= Stephen E. Nagler =

Canadian-American physicist

Stephen E. Nagler is a Canadian condensed matter and materials science physicist. Nagler is the Corporate Research Fellow of the Oak Ridge National Laboratory (ORNL) and the Director of the laboratory's Quantum Condensed Matter Division. He is an adjunct professor with the Department of Physics at the University of Tennessee.

Nagler’s primary research interest is in condensed matter physics, especially quantum materials. He contributed to neutron scattering techniques, especially inelastic scattering to investigate the dynamics of materials. Nagler also worked with high resolution and time resolved x-ray scattering methods, using both in-house and synchrotron based x-ray sources.
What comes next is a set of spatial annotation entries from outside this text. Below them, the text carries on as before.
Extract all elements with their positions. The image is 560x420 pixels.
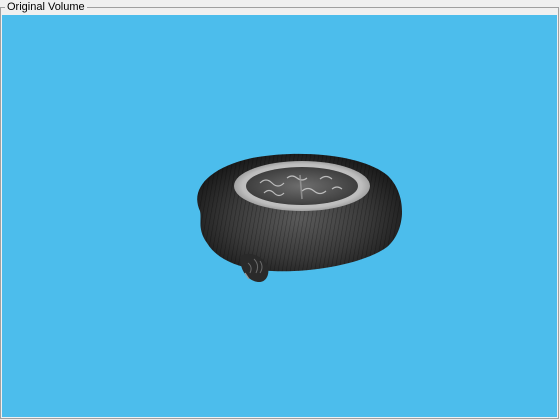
volume-render-canvas[interactable] xyxy=(2,15,557,417)
volume-brain-section xyxy=(246,167,358,205)
panel-title: Original Volume xyxy=(5,1,87,14)
volume-viewport[interactable] xyxy=(2,15,557,417)
volume-panel: Original Volume xyxy=(0,0,560,420)
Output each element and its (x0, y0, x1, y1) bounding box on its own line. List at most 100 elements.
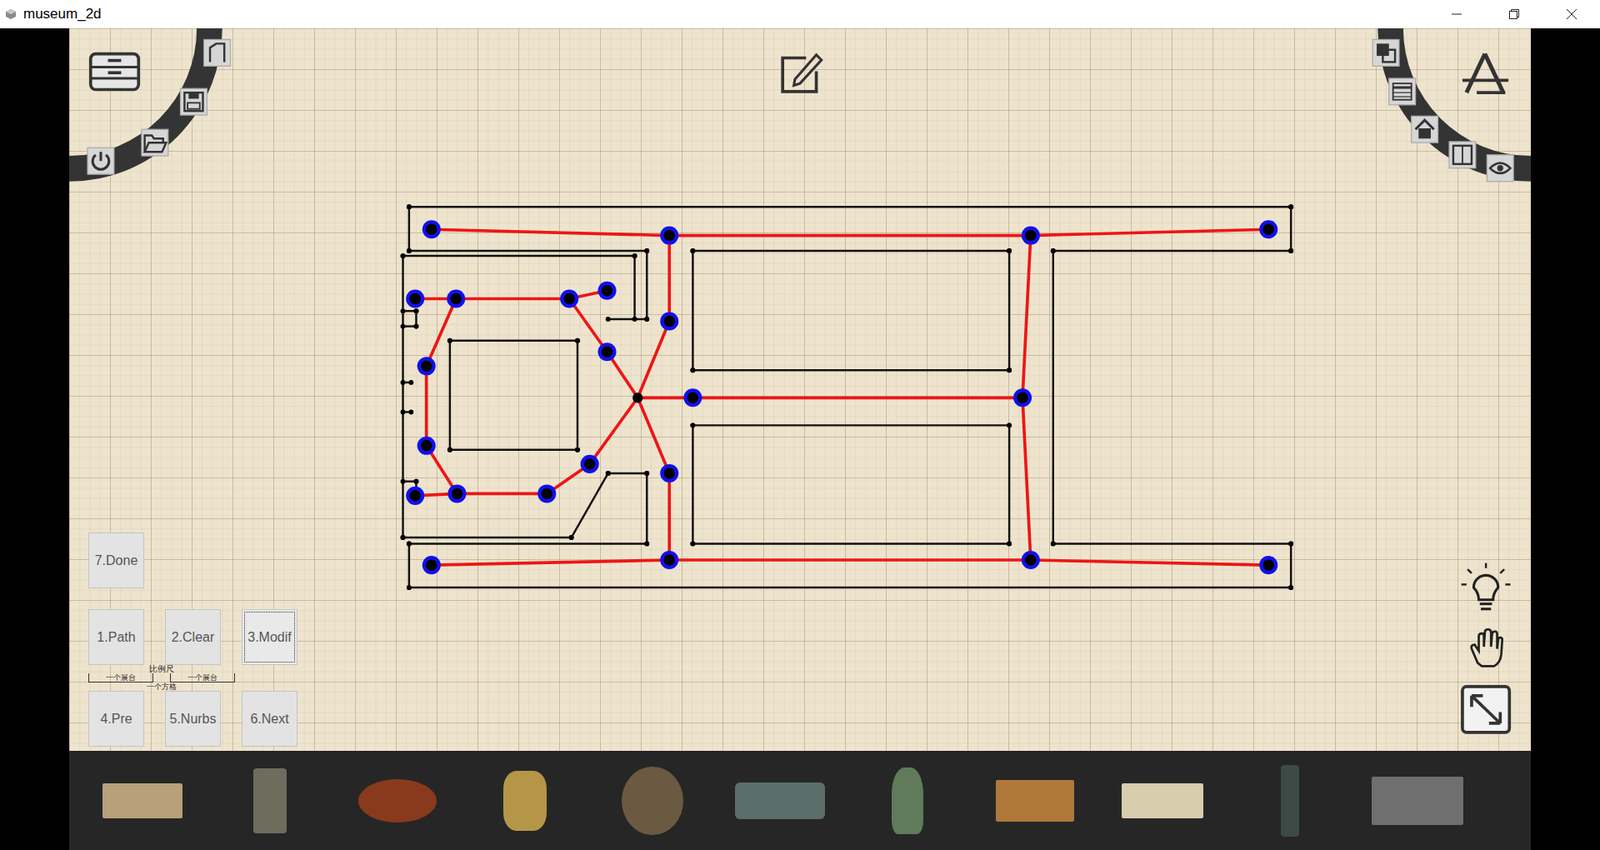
path-segment[interactable] (425, 365, 429, 446)
artifact-item[interactable] (78, 759, 206, 843)
path-segment[interactable] (637, 397, 670, 474)
path-segment[interactable] (590, 397, 639, 465)
path-node[interactable] (660, 464, 679, 483)
wall-corner (1050, 248, 1056, 254)
tour-path[interactable] (415, 229, 1269, 565)
artifact-thumbnail[interactable] (891, 767, 924, 835)
artifact-thumbnail[interactable] (358, 779, 437, 823)
path-node[interactable] (580, 455, 600, 474)
path-segment[interactable] (669, 234, 1031, 238)
path-node[interactable] (422, 555, 441, 575)
path-node[interactable] (1013, 388, 1032, 407)
tool-button[interactable]: 6.Next (241, 690, 298, 747)
path-node[interactable] (660, 550, 679, 570)
path-node[interactable] (1259, 220, 1278, 239)
hand-icon[interactable] (1471, 629, 1503, 666)
tool-button[interactable]: 4.Pre (88, 690, 145, 747)
node-center (420, 360, 432, 372)
path-node[interactable] (597, 281, 616, 300)
artifact-item[interactable] (1225, 759, 1354, 843)
artifact-thumbnail[interactable] (621, 766, 684, 835)
tool-button[interactable]: 2.Clear (165, 609, 221, 665)
power-icon[interactable] (87, 147, 115, 175)
save-icon[interactable] (180, 88, 208, 115)
window-icon[interactable] (1449, 141, 1476, 169)
path-node[interactable] (660, 226, 679, 245)
artifact-thumbnail[interactable] (1371, 776, 1464, 825)
close-button[interactable] (1542, 0, 1600, 29)
artifact-item[interactable] (1480, 759, 1531, 843)
wall-corner (1006, 248, 1012, 254)
tool-button[interactable]: 1.Path (88, 609, 145, 665)
path-segment[interactable] (667, 473, 671, 560)
artifact-item[interactable] (1098, 759, 1226, 843)
tool-button[interactable]: 7.Done (88, 532, 145, 589)
app-logo-icon[interactable] (1462, 54, 1509, 94)
path-node[interactable] (1259, 555, 1278, 575)
tool-button[interactable]: 5.Nurbs (165, 690, 221, 747)
path-segment[interactable] (431, 560, 670, 565)
path-node[interactable] (417, 356, 436, 375)
eye-icon[interactable] (1486, 155, 1514, 182)
path-node[interactable] (597, 342, 616, 361)
minimize-button[interactable] (1427, 0, 1485, 29)
artifact-item[interactable] (1353, 759, 1481, 843)
fullscreen-icon[interactable] (1462, 686, 1510, 733)
artifact-thumbnail[interactable] (102, 783, 183, 819)
path-segment[interactable] (669, 558, 1031, 562)
restore-button[interactable] (1485, 0, 1543, 29)
new-room-icon[interactable] (204, 39, 231, 66)
path-segment[interactable] (431, 229, 670, 235)
path-segment[interactable] (455, 297, 570, 301)
path-segment[interactable] (426, 299, 457, 367)
artifact-thumbnail[interactable] (253, 768, 287, 834)
path-node[interactable] (417, 436, 436, 455)
path-segment[interactable] (637, 320, 670, 398)
path-nodes[interactable] (405, 220, 1278, 575)
path-node[interactable] (1021, 226, 1040, 245)
path-node[interactable] (560, 289, 579, 308)
artifact-item[interactable] (843, 759, 971, 843)
path-node[interactable] (422, 220, 441, 239)
path-node[interactable] (447, 484, 466, 503)
path-segment[interactable] (1022, 235, 1031, 399)
artifact-item[interactable] (715, 759, 844, 843)
path-node[interactable] (683, 388, 702, 407)
tool-button[interactable]: 3.Modif (241, 609, 298, 665)
wall-corner (1006, 422, 1012, 428)
lightbulb-icon[interactable] (1461, 563, 1511, 610)
path-segment[interactable] (1030, 560, 1269, 565)
home-icon[interactable] (1411, 115, 1439, 143)
table-icon[interactable] (1389, 78, 1416, 105)
artifact-thumbnail[interactable] (735, 782, 825, 820)
path-node[interactable] (405, 486, 425, 505)
path-node[interactable] (632, 392, 643, 403)
artifact-item[interactable] (205, 759, 334, 843)
artifact-item[interactable] (333, 759, 461, 843)
path-segment[interactable] (456, 492, 547, 496)
path-segment[interactable] (1022, 397, 1031, 560)
path-segment[interactable] (1030, 229, 1269, 235)
cabinet-icon[interactable] (90, 54, 140, 90)
path-node[interactable] (1021, 550, 1040, 570)
artifact-thumbnail[interactable] (1121, 783, 1204, 819)
path-node[interactable] (405, 289, 425, 308)
path-segment[interactable] (667, 235, 671, 322)
path-segment[interactable] (692, 395, 1023, 400)
artifact-item[interactable] (588, 759, 716, 843)
artifact-shelf[interactable] (69, 750, 1531, 850)
artifact-thumbnail[interactable] (995, 780, 1075, 822)
artifact-item[interactable] (460, 759, 589, 843)
path-segment[interactable] (569, 299, 607, 353)
path-node[interactable] (537, 484, 556, 503)
artifact-item[interactable] (970, 759, 1099, 843)
artifact-thumbnail[interactable] (1280, 765, 1300, 837)
artifact-thumbnail[interactable] (503, 770, 547, 831)
path-node[interactable] (660, 311, 679, 330)
layers-icon[interactable] (1372, 39, 1400, 66)
path-node[interactable] (446, 289, 465, 308)
node-center (425, 559, 437, 570)
edit-icon[interactable] (782, 55, 822, 92)
floor-plan-canvas[interactable]: 7.Done1.Path2.Clear3.Modif比例尺一个展台一个展台一个方… (69, 28, 1531, 751)
open-folder-icon[interactable] (141, 129, 169, 156)
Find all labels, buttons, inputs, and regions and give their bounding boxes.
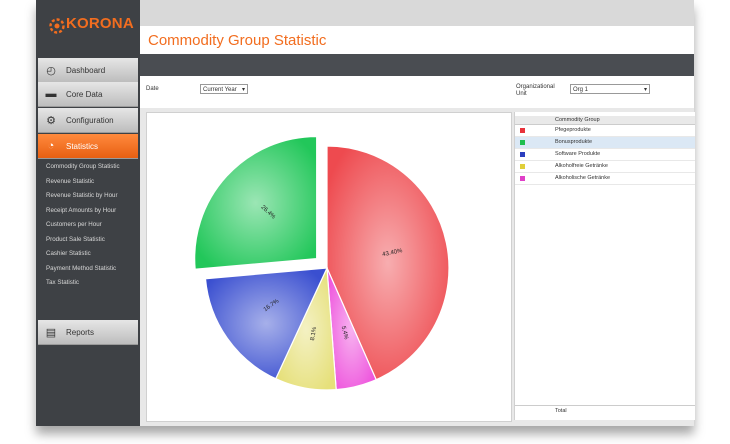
- submenu-item[interactable]: Tax Statistic: [36, 276, 140, 291]
- toolbar: [140, 54, 694, 76]
- org-label-unit: Unit: [516, 91, 527, 97]
- top-strip: [140, 0, 694, 26]
- legend-row[interactable]: Software Produkte: [515, 149, 695, 161]
- submenu-item[interactable]: Commodity Group Statistic: [36, 160, 140, 175]
- nav-reports-label: Reports: [66, 327, 95, 337]
- submenu-item[interactable]: Revenue Statistic by Hour: [36, 189, 140, 204]
- legend-total: Total: [515, 405, 695, 416]
- logo-text: KORONA: [66, 15, 134, 32]
- legend-name: Alkoholfreie Getränke: [555, 163, 608, 169]
- statistics-submenu: Commodity Group Statistic Revenue Statis…: [36, 160, 140, 291]
- legend-swatch: [520, 128, 525, 133]
- date-label: Date: [146, 86, 159, 92]
- legend-row[interactable]: Alkoholische Getränke: [515, 173, 695, 185]
- nav-core-data-label: Core Data: [66, 89, 103, 99]
- legend-swatch: [520, 176, 525, 181]
- date-select[interactable]: Current Year ▾: [200, 84, 248, 94]
- logo-icon: [49, 18, 65, 34]
- submenu-item[interactable]: Product Sale Statistic: [36, 233, 140, 248]
- legend-swatch: [520, 140, 525, 145]
- date-select-value: Current Year: [203, 87, 237, 93]
- legend-swatch: [520, 164, 525, 169]
- legend-header-label: Commodity Group: [555, 117, 600, 123]
- nav-configuration[interactable]: ⚙ Configuration: [38, 108, 138, 133]
- legend-header: Commodity Group: [515, 116, 695, 125]
- submenu-item[interactable]: Payment Method Statistic: [36, 262, 140, 277]
- chart-panel: 43.40% 5.4% 8.1% 16.7% 26.4%: [146, 112, 512, 422]
- legend-name: Alkoholische Getränke: [555, 175, 611, 181]
- nav-statistics-label: Statistics: [66, 141, 99, 151]
- app-window: KORONA ◴ Dashboard ▬ Core Data ⚙ Configu…: [36, 0, 695, 426]
- filter-bar: Date Current Year ▾ Organizational Unit …: [140, 76, 694, 109]
- legend-swatch: [520, 152, 525, 157]
- submenu-item[interactable]: Customers per Hour: [36, 218, 140, 233]
- chevron-down-icon: ▾: [643, 87, 647, 93]
- legend-total-label: Total: [555, 408, 567, 414]
- report-icon: ▤: [45, 326, 57, 339]
- submenu-item[interactable]: Revenue Statistic: [36, 175, 140, 190]
- legend-row[interactable]: Bonusprodukte: [515, 137, 695, 149]
- legend-name: Pfegeprodukte: [555, 127, 591, 133]
- org-select-value: Org 1: [573, 87, 589, 93]
- org-unit-select[interactable]: Org 1 ▾: [570, 84, 650, 94]
- nav-core-data[interactable]: ▬ Core Data: [38, 82, 138, 107]
- main-content: Commodity Group Statistic Date Current Y…: [140, 0, 695, 426]
- gears-icon: ⚙: [46, 114, 56, 127]
- legend-row[interactable]: Pfegeprodukte: [515, 125, 695, 137]
- submenu-item[interactable]: Cashier Statistic: [36, 247, 140, 262]
- pie-chart: 43.40%5.4%8.1%16.7%26.4%: [194, 135, 450, 391]
- nav-reports[interactable]: ▤ Reports: [38, 320, 138, 345]
- legend-name: Bonusprodukte: [555, 139, 592, 145]
- nav-statistics[interactable]: ◔ Statistics: [38, 134, 138, 159]
- nav-dashboard[interactable]: ◴ Dashboard: [38, 58, 138, 83]
- legend-panel: Commodity Group Pfegeprodukte Bonusprodu…: [514, 112, 695, 420]
- dashboard-icon: ◴: [46, 64, 56, 77]
- page-title: Commodity Group Statistic: [148, 32, 327, 49]
- sidebar: KORONA ◴ Dashboard ▬ Core Data ⚙ Configu…: [36, 0, 140, 426]
- pie-chart-icon: ◔: [47, 140, 55, 152]
- chevron-down-icon: ▾: [241, 87, 245, 93]
- title-bar: Commodity Group Statistic: [140, 26, 694, 54]
- legend-name: Software Produkte: [555, 151, 601, 157]
- org-label: Organizational: [516, 84, 555, 90]
- legend-row[interactable]: Alkoholfreie Getränke: [515, 161, 695, 173]
- folder-icon: ▬: [45, 88, 57, 100]
- pie-slice-highlight: [194, 136, 317, 270]
- nav-dashboard-label: Dashboard: [66, 65, 106, 75]
- nav-configuration-label: Configuration: [66, 115, 114, 125]
- submenu-item[interactable]: Receipt Amounts by Hour: [36, 204, 140, 219]
- logo: KORONA: [36, 0, 140, 54]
Nagler contributed to the study of excitation (magnetic) and critical behavior (quantum) in materials science, as well as the study of non-equilibrium thermodynamics systems, quantum fluctuations, spin gap systems, and excitations in condensed matter.

== Education ==

Nagler received a B.S., M.S., and Ph.D. degrees in physics from the University of Toronto. He served two years as a visiting scientist at the IBM T. J. Watson Research Center, Yorktown Heights, New York, and joined the physics faculty at the University of Florida in 1984.

==Career==

In 1984, at the University of Florida, Nagler initiated a research program using both time-resolved X-ray scattering and neutron scattering, and he was a founding member of the MRCAT beamline at the Advanced Photon Source, located in Argonne, Illinois. Nagler joined the former Solid State Physics Division’s Neutron scattering Group in 1995 and served as group leader for Neutron spectrometry from 1996 to 2005.

At Oak Ridge his primary research interests have been quantum magnetism and correlated electron systems. Nagler served as the interim director of the High Flux Isotope Reactor (HFIR) for Neutron scattering in 2005–2006, guiding the center through a critical DOE review while ensuring research productivity, successful instrument upgrades, and integration of neutron scattering at the HFIR and at the Spallation Neutron Source.

==Awards and honors==

- Presidential Young Investigator, National Science Foundation (1986).
- Oak Ridge National Laboratory Scientist of the Year
- Fellow of the American Physical Society (2000)
- Corporate Research Fellow of the Oak Ridge National Laboratory, for contributions to the study of non-equilibrium thermodynamics systems, quantum magnetism, and excitations in condensed matter (2007)
- UT-Battelle Team Award for Outstanding Scientific Research, 2009.

Nagler serves on numerous national and international committees and was a member of the editorial board of Physical Review Letters.